Power Imbalance Considerations
In enterprise contexts, the employer enrolls employees in coaching programs. This creates a power dynamic:
- The employee may feel they cannot refuse if their manager recommended coaching
- GDPR regulators say consent is not freely given when there is a "clear imbalance" between the data subject and controller
- The ReGenesis approach: Use contractual necessity as the primary basis, so the coachee is not put in a position of "consenting" to something their employer requires
Safeguards:
- Coachees are informed that their individual coaching content is never shared with their employer (only anonymized aggregates)

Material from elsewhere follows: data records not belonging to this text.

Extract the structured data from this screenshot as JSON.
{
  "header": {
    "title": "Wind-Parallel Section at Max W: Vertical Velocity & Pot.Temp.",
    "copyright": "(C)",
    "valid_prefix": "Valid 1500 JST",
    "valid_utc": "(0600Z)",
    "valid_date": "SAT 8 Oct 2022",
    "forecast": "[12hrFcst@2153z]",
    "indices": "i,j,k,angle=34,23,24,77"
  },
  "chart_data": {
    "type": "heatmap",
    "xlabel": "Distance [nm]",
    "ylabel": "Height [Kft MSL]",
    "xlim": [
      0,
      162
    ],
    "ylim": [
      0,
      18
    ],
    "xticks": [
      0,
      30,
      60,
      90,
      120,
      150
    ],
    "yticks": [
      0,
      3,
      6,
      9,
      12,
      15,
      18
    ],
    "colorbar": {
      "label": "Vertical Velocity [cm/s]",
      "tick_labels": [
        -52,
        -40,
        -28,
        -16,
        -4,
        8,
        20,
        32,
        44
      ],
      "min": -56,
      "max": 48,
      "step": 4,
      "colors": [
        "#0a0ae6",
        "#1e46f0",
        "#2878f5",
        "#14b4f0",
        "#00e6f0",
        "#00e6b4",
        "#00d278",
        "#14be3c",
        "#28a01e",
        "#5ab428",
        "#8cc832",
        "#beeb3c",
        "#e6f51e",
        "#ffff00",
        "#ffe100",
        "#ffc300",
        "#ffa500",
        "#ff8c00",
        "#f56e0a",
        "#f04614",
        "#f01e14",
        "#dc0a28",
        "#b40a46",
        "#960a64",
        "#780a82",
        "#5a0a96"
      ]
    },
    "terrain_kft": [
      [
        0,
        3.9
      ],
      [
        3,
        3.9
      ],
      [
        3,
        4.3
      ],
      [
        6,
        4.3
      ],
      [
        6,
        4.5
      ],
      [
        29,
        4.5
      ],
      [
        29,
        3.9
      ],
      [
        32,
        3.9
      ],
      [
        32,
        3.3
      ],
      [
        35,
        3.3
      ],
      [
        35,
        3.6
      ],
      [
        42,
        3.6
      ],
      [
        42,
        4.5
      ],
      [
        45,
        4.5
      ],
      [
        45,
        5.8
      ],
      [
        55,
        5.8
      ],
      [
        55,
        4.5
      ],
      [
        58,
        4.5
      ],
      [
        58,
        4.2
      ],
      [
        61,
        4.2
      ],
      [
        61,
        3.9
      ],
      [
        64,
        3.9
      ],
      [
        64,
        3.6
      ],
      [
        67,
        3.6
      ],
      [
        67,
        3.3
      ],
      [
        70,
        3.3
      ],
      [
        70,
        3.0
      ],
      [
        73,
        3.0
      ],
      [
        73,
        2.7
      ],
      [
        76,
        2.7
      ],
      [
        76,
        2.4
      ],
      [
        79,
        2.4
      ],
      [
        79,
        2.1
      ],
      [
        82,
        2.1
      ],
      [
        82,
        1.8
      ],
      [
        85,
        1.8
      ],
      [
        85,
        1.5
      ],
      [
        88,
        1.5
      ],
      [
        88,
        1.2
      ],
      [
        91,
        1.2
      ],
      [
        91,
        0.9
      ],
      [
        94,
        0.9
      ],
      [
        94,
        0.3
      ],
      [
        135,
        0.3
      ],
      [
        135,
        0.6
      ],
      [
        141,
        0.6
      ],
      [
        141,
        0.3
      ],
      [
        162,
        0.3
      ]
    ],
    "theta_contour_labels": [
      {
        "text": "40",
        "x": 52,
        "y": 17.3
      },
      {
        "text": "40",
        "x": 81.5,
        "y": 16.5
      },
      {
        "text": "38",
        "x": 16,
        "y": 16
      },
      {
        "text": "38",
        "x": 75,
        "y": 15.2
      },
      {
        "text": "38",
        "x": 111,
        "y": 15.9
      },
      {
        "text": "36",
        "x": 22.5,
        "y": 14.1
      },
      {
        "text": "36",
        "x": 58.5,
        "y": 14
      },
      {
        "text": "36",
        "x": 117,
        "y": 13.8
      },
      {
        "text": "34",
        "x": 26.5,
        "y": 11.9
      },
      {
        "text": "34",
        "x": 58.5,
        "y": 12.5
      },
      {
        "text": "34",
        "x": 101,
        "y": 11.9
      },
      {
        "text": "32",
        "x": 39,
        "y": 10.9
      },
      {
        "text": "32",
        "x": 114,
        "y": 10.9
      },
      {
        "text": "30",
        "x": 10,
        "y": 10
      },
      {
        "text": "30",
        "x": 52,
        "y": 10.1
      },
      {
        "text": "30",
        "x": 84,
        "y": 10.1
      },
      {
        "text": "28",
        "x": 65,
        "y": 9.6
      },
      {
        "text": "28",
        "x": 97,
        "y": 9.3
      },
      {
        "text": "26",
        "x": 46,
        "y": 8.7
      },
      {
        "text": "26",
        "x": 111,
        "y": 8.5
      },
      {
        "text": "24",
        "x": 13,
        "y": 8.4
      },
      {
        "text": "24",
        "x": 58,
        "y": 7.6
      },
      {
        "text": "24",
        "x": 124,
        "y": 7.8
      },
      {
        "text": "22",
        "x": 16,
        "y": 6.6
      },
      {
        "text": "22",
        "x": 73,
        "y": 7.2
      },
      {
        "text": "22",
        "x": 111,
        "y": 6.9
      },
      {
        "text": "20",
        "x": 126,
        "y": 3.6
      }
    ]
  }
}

- The platform prominently displays the data visibility model (what the coachee sees vs. what the coach sees vs. what the admin sees)
- Consent for sensitive data processing is presented as a genuine choice with no negative consequences for declining
- Annual consent refresh reminds coachees of their rights and options
When enterprise legal and procurement teams evaluate ReGenesis, the consent architecture is one of the first things they examine. Having a clear controller/processor distinction, granular consent management, and documented power-imbalance safeguards dramatically accelerates the procurement cycle.